In your field I think that analysis time is very important because you get to do a lot of samples, 10 minutes retention that was mentioned could be too much for you, check the literature first

Most of the publications about iothalamate determination used perchloric acid for deproteination of serum and didn't use any internal standards.

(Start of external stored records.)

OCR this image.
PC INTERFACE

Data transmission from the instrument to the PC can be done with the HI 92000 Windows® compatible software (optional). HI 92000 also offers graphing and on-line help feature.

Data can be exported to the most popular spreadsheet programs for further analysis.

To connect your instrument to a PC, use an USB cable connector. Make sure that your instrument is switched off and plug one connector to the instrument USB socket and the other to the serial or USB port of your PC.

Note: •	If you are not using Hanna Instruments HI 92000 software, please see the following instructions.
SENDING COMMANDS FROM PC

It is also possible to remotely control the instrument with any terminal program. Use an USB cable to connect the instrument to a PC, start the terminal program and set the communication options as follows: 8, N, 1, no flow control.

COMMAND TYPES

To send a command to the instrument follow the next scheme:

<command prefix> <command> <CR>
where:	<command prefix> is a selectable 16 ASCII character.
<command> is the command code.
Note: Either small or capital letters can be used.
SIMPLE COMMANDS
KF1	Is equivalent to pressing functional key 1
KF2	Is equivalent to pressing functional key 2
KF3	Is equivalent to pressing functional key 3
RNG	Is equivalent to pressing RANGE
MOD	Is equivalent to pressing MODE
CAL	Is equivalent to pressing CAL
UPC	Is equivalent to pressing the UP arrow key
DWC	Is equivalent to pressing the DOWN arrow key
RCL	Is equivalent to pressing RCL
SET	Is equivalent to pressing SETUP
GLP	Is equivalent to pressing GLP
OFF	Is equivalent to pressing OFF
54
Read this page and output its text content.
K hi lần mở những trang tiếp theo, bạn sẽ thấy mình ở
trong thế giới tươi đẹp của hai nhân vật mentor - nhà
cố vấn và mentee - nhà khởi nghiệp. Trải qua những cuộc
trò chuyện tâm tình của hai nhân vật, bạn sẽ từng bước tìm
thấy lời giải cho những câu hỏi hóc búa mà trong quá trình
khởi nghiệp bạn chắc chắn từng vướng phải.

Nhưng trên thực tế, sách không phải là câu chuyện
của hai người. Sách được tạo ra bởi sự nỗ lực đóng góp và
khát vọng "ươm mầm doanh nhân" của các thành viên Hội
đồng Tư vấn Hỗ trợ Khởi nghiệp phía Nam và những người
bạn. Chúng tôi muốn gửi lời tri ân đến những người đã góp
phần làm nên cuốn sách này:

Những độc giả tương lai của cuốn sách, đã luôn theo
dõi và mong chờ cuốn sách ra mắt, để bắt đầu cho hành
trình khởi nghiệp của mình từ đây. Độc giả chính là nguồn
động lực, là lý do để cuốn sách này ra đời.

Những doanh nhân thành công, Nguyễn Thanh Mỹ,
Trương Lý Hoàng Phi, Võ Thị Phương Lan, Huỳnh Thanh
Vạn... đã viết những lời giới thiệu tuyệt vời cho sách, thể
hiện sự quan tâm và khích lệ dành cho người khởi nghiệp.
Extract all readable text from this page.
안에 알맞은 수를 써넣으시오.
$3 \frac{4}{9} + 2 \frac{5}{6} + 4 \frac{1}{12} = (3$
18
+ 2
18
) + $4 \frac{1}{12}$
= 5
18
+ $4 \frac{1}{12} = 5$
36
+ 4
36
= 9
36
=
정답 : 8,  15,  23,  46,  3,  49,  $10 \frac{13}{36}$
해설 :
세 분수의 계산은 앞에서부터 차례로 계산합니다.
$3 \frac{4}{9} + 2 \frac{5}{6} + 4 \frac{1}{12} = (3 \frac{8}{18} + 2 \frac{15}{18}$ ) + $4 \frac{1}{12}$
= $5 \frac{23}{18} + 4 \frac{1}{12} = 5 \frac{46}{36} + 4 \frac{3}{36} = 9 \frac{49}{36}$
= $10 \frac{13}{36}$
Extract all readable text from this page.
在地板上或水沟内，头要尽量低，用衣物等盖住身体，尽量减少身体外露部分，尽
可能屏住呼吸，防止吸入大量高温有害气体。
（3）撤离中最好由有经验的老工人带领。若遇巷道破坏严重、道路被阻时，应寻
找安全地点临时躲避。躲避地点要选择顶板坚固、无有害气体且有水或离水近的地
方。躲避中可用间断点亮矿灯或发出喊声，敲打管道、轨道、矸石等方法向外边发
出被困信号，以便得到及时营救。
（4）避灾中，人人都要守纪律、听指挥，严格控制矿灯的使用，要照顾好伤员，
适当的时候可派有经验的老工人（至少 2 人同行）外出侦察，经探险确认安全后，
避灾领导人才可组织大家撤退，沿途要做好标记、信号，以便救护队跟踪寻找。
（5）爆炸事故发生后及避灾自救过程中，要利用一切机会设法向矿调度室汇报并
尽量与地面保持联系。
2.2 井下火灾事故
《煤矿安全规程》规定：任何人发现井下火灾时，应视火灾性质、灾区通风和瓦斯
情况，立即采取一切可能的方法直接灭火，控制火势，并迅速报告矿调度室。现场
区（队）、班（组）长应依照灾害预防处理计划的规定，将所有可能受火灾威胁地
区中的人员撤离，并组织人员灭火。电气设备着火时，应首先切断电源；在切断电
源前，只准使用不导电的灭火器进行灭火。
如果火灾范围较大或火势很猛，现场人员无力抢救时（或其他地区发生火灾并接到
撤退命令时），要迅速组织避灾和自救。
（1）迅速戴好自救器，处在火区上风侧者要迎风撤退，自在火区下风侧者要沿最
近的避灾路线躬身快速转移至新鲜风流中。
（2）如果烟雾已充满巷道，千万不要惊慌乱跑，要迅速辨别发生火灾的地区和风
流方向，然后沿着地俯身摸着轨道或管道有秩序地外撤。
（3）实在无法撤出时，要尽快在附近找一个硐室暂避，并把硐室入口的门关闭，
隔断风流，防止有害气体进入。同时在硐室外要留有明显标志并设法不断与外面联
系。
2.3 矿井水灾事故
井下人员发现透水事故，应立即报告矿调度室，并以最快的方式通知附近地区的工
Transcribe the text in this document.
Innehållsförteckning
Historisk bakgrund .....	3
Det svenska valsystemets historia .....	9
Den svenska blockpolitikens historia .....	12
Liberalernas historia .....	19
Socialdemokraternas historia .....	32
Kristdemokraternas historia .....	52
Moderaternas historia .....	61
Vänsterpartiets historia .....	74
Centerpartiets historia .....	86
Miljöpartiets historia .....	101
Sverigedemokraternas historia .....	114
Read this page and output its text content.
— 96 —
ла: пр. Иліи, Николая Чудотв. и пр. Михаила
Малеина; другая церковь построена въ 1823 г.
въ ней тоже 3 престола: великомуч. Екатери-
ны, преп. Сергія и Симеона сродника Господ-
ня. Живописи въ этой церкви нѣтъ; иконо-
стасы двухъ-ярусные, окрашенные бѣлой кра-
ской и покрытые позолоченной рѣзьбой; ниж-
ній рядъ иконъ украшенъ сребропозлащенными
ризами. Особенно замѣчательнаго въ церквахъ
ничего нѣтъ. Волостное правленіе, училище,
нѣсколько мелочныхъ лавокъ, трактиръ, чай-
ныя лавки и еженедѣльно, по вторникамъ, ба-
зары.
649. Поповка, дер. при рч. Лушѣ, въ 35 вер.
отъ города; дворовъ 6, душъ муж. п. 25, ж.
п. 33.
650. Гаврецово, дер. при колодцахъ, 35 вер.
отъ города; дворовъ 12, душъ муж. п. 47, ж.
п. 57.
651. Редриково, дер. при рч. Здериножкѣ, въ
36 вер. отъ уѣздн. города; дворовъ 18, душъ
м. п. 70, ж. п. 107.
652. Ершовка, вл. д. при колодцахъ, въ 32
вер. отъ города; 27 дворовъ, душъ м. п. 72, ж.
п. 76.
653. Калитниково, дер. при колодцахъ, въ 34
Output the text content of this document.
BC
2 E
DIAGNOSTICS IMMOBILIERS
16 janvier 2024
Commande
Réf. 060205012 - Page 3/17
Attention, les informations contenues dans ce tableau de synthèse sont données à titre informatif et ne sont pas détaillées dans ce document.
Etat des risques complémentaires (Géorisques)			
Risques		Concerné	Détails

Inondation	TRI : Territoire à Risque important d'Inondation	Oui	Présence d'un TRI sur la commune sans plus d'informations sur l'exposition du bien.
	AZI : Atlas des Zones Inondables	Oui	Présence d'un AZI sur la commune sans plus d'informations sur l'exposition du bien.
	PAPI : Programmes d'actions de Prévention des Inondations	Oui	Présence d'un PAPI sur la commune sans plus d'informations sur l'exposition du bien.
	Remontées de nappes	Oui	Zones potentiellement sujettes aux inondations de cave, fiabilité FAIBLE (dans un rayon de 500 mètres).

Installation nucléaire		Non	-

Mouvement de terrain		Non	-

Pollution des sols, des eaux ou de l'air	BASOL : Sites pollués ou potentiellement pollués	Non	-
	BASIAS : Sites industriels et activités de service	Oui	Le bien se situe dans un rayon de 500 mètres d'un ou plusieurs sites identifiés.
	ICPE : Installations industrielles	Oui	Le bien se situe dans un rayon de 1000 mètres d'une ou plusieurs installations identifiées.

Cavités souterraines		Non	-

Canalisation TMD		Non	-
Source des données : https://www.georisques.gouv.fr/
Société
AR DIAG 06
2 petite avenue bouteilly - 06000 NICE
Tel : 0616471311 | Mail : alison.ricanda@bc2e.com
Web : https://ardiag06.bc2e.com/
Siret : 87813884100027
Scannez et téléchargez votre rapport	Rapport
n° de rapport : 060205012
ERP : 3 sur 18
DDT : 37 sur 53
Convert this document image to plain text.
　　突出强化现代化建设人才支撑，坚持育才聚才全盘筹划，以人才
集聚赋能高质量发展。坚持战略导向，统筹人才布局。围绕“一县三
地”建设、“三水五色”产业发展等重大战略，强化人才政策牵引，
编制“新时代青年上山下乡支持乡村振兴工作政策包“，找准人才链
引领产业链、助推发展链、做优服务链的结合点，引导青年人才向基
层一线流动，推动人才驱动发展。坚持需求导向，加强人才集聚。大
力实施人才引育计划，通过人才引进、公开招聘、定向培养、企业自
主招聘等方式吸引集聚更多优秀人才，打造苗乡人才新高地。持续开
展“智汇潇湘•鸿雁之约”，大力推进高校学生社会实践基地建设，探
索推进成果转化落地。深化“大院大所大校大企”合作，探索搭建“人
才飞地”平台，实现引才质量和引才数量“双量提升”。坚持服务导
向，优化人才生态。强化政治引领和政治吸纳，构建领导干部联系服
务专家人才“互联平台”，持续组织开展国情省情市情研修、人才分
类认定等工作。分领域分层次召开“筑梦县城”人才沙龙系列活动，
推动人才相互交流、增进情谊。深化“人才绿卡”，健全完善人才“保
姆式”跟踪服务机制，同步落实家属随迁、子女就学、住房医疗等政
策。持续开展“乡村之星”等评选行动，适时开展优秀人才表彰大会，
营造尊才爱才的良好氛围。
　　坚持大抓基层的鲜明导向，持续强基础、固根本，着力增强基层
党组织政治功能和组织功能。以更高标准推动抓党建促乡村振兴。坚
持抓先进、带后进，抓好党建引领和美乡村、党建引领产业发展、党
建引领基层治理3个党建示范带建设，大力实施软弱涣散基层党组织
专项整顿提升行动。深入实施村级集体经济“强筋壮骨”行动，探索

Becouse I have observed that strong acid destructed the analyte, I used this present method (ACN for deproteination and addition of internal standard).
Unfortunately, the internal standard would be eluted at about 13 min under the conditions that I have mensioned

[grzesiek]

"grzesiek: I suggested 10 minute retention to get him to a decent retention factor. " - well I know, but bear in mind his situation, this time is probably unacceptable

"If he wants to get to a faster analysis, he must throw away the column that he has and get a shorter one wiht a smaller particle size" - that's why I suggested literature search, seen using shorter columns there

"To just go to a lower retention factor is not going to solve the basic problem." - I never mentioned retention factor

"Unfortunately, the internal standard would be eluted at about 13 min under the conditions that I have mensioned Mad" - gradient elution, shorter column, pH optimisation, please get to know your method first, find the variables that are important and how they influence the separation

[HW Mueller]

For those who have not seen it:

viewtopic.php?t=10339&highlight=buffer+preparation


Also, shouldn´t the time factor be completely subordinate to good chromatography, especially if you have to work with body fluids which show intermittant interference?